Monday, September 12, 2005

September 12, 2005
I miss John Brinkman and Foothills Photo! For the past decade, all I had to do was go up to the Bashas’ shopping center, drop off my film, and turn around and go out the door without saying a word. Oh, maybe John or one of his assistants would yell out, “Is five today okay?” and I’d nod that it was and keep on going. I’d come back in a couple hours and pick everything up and John would say, “I printed out a couple extra versions of your cloud photos, some dark and some lighter. I was trying to guess what you wanted there.”

But John got tired of it all, or maybe he couldn’t compete with the digital-do-it-yourself world, I don’t know. But whatever happened, fine store is empty. I just got back from Walgreen’s where some turd-lady in a smock, looked right at me and proceeded to talk to another customer, went over and started cleaning and wiping off another machine. Two minutes go by and I’m fuming and swearing to myself.
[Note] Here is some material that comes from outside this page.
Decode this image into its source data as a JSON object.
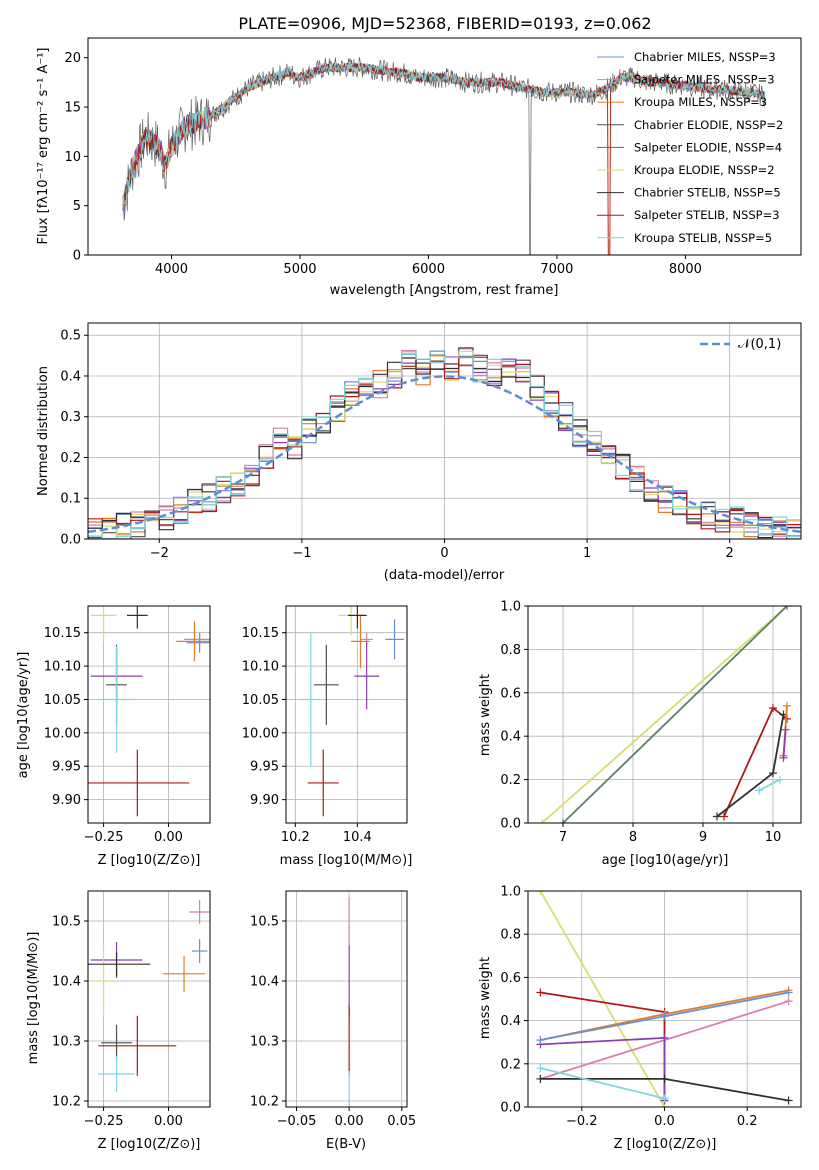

The other customer gets embarrassed and says, “You can wait on him,” and the smock-turd goes over to another machine and hits some buttons, grunts, finally comes over to me and says, “Speak to me.” “Yes, I’d like to pull your fat head out of your ass so you can see I’m taking my business somewhere else!”

But, of course, I said nothing of the sort. I was polite, because there is no place else up here to take film. The results will be mediocre with zero extra care on the printing.

Last Wednesday night, Mark Boardman and I watched and listened to film historian Richard Schickel’s audio commentary on The Good, the Bad and the Ugly. We’re doing DVD extras for our next issue and so, like most homework assignments, it was about half pain, half pleasure. For one thing, Mark and I were both curious to see and hear how Schickel would handle talking over a movie that is three hours long. It’s funny, in a movie theatre, you’d want to kill someone yakking right over the top of the dialogue, but there we were, listening to Richard’s running commentary for the length of time it takes to drive from Wickiup to Vegas. I had a theory that Richard would run out of things to say and start repeating himself, so I grabbed a pen and paper to tabulate the repetition, but I must admit, although he talked less and less as the movie went on, he did himself quite proud. Still I tabulated the words and phrases he tended to repeat, like, “Leone was drunk on American movies,” and “in the American version,” which he said in some form or another at least six times. I also noted that “big,wide shot,” got more than a few mentions, as did “exaggerated violence.” Schickel also gets to show off his vocab with words like, “prefiguration”, “preternaturally alert” (describing Western hero’s who awake from a deep sleep at the slightest noise, in this case Clint offing a bad guy while taking a nap with Lee Van Cleef) and “surrealism,” which term I tagged at five times. Hats off to Schickel, though, for having enough wind to expound on a three-hour-Western, and I hate to admit it but I actually felt enlightened from the process. And, thanks to the exercise, I slept like a baby!

Having watched Once Upon A Time in the West recently, it was interesting to see the progression Sergio Leone took. His first Western, A Fistful of Dollars, was done for $200,000. He hired Clint Eastwood only because James Coburn was too expensive (Coburn’s fee was $25,000, Clint did it for $15,000). By the time Leone gets to Once Upon A Time in the West he has a big time budget with boo-koo American dollars backing him so he can hire the actor he really wanted from the beginning, Henry Fonda, and Leone ruins it with an overcooked, overwrought, over-produced hamfisted pile of doo-doo (although the beginning is wonderful). What does this prove? It’s simple:

"The surest way to kill an artist is to give him everything he wants."